In the case of low-resource settings, anthropometry is the tool universally used and is recommended and endorsed by the WHO (as is already mentioned in the introduction section when we said “the World Health Organization (WHO) recommends using both criteria for screening and admission to the treatment of severe and moderate cases”). When searching for malnutrition on the WHO website, only basic anthropometric measurements are mentioned as a diagnostic criterion (weight-for-age, height-for-age, weight-for-height…) [2]. Within the anthropometric criteria, WHZ is usually considered as the gold standard for wasting diagnosis between 6 and 59 months but it is demonstrated that depending on the population, MUAC can be a better mortality predictor.

We have added the appointment that there is no clear gold standard for wasting in pediatrics in the introduction section and clarification about mortality risk prediction in the discussion section supported for several references.

  1. Joosten and Hulst. Nutritional screening tools for hospitalized children: Methodological considerations. Clinical Nutrition, 2014; 33 (1): 1-5. https://www.sciencedirect.com/science/article/pii/S0261561413002070?casa_token=J45s-zZkgxcAAAAA:brKwM4uJ4lLxhVXB9SgtG07Qf58MePG785F5fLrSAq140yCBhaNi6tHM09z8Epo8s0rT9WYp
  2. World Health Organization (WHO). Malnutrition Fact Sheets. https://www.who.int/news-room/fact-sheets/detail/malnutrition
  3. Please, explain throughout the manuscript what anthropometric failure actually means.

This clarification has been added at the end of section 2.1.

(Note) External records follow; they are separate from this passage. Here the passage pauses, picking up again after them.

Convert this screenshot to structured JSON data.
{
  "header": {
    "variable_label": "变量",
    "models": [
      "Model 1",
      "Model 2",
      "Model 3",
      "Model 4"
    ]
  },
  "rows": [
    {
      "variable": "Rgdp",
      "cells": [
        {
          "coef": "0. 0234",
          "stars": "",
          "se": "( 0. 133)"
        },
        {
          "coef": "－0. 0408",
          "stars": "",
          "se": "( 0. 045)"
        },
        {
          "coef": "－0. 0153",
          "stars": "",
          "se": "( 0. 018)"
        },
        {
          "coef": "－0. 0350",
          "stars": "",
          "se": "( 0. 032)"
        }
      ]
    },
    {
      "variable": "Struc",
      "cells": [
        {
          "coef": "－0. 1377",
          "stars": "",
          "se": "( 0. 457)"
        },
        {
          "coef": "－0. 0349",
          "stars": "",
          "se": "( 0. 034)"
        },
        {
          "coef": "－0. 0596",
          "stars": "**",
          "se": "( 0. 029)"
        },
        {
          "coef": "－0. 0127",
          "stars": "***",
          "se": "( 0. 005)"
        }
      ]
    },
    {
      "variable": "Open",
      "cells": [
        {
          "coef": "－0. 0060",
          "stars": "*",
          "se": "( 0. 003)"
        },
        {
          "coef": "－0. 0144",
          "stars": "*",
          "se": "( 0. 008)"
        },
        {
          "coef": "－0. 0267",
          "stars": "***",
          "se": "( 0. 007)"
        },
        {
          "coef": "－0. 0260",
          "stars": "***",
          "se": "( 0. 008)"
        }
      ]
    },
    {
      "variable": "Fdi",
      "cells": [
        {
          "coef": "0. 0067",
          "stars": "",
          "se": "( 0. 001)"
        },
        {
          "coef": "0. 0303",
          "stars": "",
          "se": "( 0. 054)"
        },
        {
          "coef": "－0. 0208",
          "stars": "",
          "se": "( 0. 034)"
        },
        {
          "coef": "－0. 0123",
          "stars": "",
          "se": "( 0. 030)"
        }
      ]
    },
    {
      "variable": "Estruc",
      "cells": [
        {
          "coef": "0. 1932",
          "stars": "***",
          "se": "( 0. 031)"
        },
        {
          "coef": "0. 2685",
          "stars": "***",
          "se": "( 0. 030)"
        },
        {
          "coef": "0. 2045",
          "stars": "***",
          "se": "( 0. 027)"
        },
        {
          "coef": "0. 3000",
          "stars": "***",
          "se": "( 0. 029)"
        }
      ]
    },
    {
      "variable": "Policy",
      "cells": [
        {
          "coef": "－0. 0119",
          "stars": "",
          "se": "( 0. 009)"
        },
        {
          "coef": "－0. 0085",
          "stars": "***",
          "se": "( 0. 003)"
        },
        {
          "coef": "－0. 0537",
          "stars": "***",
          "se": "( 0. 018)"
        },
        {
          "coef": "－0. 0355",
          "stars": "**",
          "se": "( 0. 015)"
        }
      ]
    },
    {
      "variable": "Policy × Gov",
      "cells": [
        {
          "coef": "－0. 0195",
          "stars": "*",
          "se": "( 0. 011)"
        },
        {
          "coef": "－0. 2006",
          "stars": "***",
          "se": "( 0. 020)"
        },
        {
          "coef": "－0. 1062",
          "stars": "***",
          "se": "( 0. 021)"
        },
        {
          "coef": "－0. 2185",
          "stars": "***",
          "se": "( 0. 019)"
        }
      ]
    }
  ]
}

  1. The English should be improved. The English writing has been revised by MDPI's own editing service. Attached is the certificate that endorses it.

Author Response File: Author Response.pdf

Reviewer 2 Report

Thank you for conducting this analysis! Comparison of several measures of wasting in a vulnerable population has implications well beyond Guatemala. This reviewer recommends  some minor changes:

line 28: ".. stunting conditions the diagnosis of.. The word conditions is hard to understand.. please replace this word or the entire sentence for better understanding

ine36: Please move the phrase: " with a continuously high degree of food insecurity" to after the word "historically" in the same sentence change 

line 40: change to read: "...it also affects the western region"..

line 70: replace "recurrently" with the word "repeatedly"

Author Response

Dear Reviewer,

We thank you for your time and effort in reviewing our article and for your comments that allow us to improve its quality.

We have corrected all the errors appointed. All changes have been highlighted in green in the manuscript. In addition, the English writing has been revised by MDPI's own editing service (Attached is the certificate that endorses it).